“Will you accept from me my laurel crown?” He took the chaplet from his head and laid it at her feet. Then, lifting her hand to his lips, he kissed the tips of her pink fingers, bowing low before her. “I go to send you wine. Console your partner. It is better so, for I too am in love.” He smiled upon her as he had smiled at first, and was gone, walking out through the crowd––the weird, fantastic, bizarre company, as if he were no part of them. One and another greeted him as he passed, but he did not seem to hear them. He called a waiter and ordered wine to be taken to Mademoiselle Fée, and quickly was gone. They saw him no more.
It was nearly morning. A drizzling rain was falling, and the air was chill after the heat of the crowded ballroom. He drew it into his lungs in deep draughts, glad to be out in the freshness, and to feel the cool rain on his forehead. He threw off his encumbering toga and walked in his tunic, with bare throat and bare knees, and carried the toga over one bare arm, and swung the other bare arm free. He walked with head held high, for he was seeing visions, and hearing a far-distant call. Now at last he might choose his path. He had not failed, but with that call from afar––what should he do? Should he answer it? Was it only a call from out his own heart––a passing, futile call, luring him back?
Of one thing he was sure. There was the painting on which he had labored and staked his all now hanging in the Salon. He could see it, one of his visions realized,––David and Saul. The deep, rich shadows, the throne, the tiger skin, the sandaled feet of the remorseful king resting on the great fanged and leering head, the eyes of the king looking hungrily out from under his forbidding brows, the cruel lips pressed tightly together, and the lithe, thin hands grasping the carved arms of the throne in fierce restraint,––all this in the deep shadows between the majestic carved columns, their bases concealed by the rich carpet covering the dais and their tops lost in the brooding darkness above––the lowering darkness of purple gloom that only served to reveal the sinister outlines of the somber, sorrowful, suffering king, while he indulged the one pure passion left him––listening––gazing from the shadows out into the light, seeing nothing, only listening.

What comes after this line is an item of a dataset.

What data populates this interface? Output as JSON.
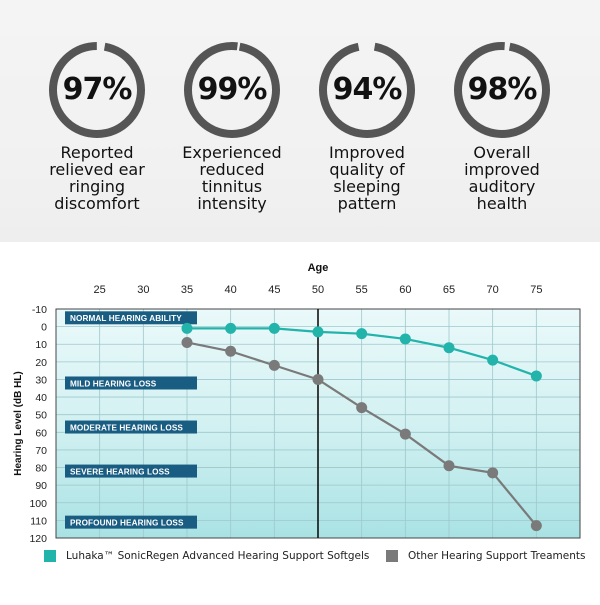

And before him, standing in the one ray of light, clothed 402 only in his tunic of white and his sandals, a human jewel of radiant color and slender strength, a godlike conception of youth and grace, his harp before him, the lilies crushed under his feet that he had torn from the strings which his fingers touched caressingly, with sunlight in his crown of golden, curling hair and the light of the stars in his eyes––David, the strong, the simple, the trusting, the God-fearing youth, as Robert Kater saw him, looking back through the ages.
Ah, now he could live. Now he could create––work: he had been recognized, and rewarded––Dust and ashes! Dust and ashes! The hope of his life realized, the goblet raised to his lips, and the draft––bitter. The call falling upon his heart––imperative––beseeching––what did it mean?
Slowly and heavily he mounted the stairs to his studio, and there fumbled about in the darkness and the confusion left by his admiring comrades until he found candles and made a light. He was cold, and his light clothing clung to him wet and chilling as grave clothes. He tore them off and got himself into things that were warm and dry, and wrapping himself in an old dressing gown of flannel, sat down to think.
He took the money his friend had brought him and counted it over. Good old Ben Howard! Half of it must go to him, of course. And here were finished canvases quite as good as the ones that had sold. Ben might turn them to as good an account as the others,––yes,––here was enough to carry him through a year and leave him leisure to paint unhampered by the necessity of making pot boilers for a bare living.
“Tell me, were you never in love?” That soft, insinuating voice haunted him against his will. In love? What did she know of love––the divine passion? Love! Fame! Neither were possible to him. He bowed his head upon the table, hiding his face, crushing the bank notes beneath his arms. Deep in his soul the eye of his own conscience regarded him,––an outcast hiding under an assumed name, covering the scar above his temple with a falling lock of hair seldom lifted, and deep in his soul a memory of a love. Oh, God! Dust and ashes! Dust and ashes!